You are somewhat of a celebrity at the Vista Library now.
Well, the library is almost adjacent to Rancho Buena Vista Adobe, where I've been volunteering as a docent since 1999. When I started going to the library here it was such an uplifting experience. I've found the Vista Library staff to be very helpful and interesting. No matter what you request they see to it that it's granted. You ask for something and they just go and get it for you and they're happy to see you have it.
The modern library must seem very different in comparison to your first experience back in Wessington.
There are so many services and so many forms of literature now. I'm not able to read well anymore so I use the library's collection of Books on CD. I'm also signed up for the Books by Mail program but I like to go into the library in person, too. Because the staff knows you and greets you and you feel welcome. I participate in their reading programs and many extracurricular activities, like a Hawaiian recital the other night as well as other musical presentations. That library offers everything.
What have you been reading lately?
I like the whole gamut. I like nonfiction and fiction. I have re-read some of the classics recently. I read all of Jane Austen's books again. Now I'm on (Emily) Bronte. I also like the bestsellers. I read "The Rules of Civility" recently and thought it was really interesting. I write book reviews for my little community's paper and I recently recommended McCullough's book on Truman. Ned Parks is another author that is worth reading. There is a lot of good literature.

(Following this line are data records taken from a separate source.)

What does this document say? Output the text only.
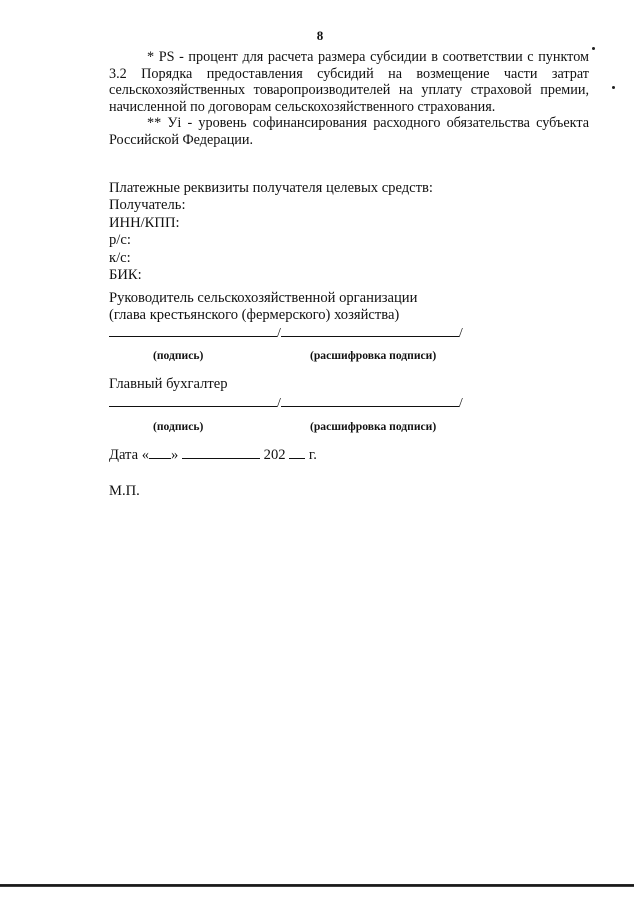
8

* PS - процент для расчета размера субсидии в соответствии с пунктом 3.2 Порядка предоставления субсидий на возмещение части затрат сельскохозяйственных товаропроизводителей на уплату страховой премии, начисленной по договорам сельскохозяйственного страхования.

** Уi - уровень софинансирования расходного обязательства субъекта Российской Федерации.

Платежные реквизиты получателя целевых средств:
Получатель:
ИНН/КПП:
р/с:
к/с:
БИК:
Руководитель сельскохозяйственной организации
(глава крестьянского (фермерского) хозяйства)
/	/
(подпись)	(расшифровка подписи)
Главный бухгалтер
/	/
(подпись)	(расшифровка подписи)
Дата « »	202 г.
М.П.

You're 100 years old. What's your secret?
Well, I think it's staying busy, having some reason to get up in the morning. Being interested in whatever is going on. Curiosity has a lot to do with it. Without the library, life wouldn't be quite as informative. It helps you see not just the front but also the back of what's going on. There's something going on all the time, something to look forward to, problems to solve, family to see. Life is full of a number of things. Staying engaged is so important. My philosophy has always been: "grow old along with me the best is yet to be."
What else is on your schedule besides visiting the Vista Library and working at the Rancho Buena Vista Adobe?
Monday we have yoga in the morning and knitting and crocheting for the Wounded Warriors in the afternoon. Usually on Tuesdays or Wednesdays there's a Women's Club meeting, and on Thursday I play Mahjong. Friday I work here at the Adobe. And once a month I write a book review for my community paper. Weekends are usually devoted to my family.
Wow, you have a full calendar.
Yes, there's always something to do.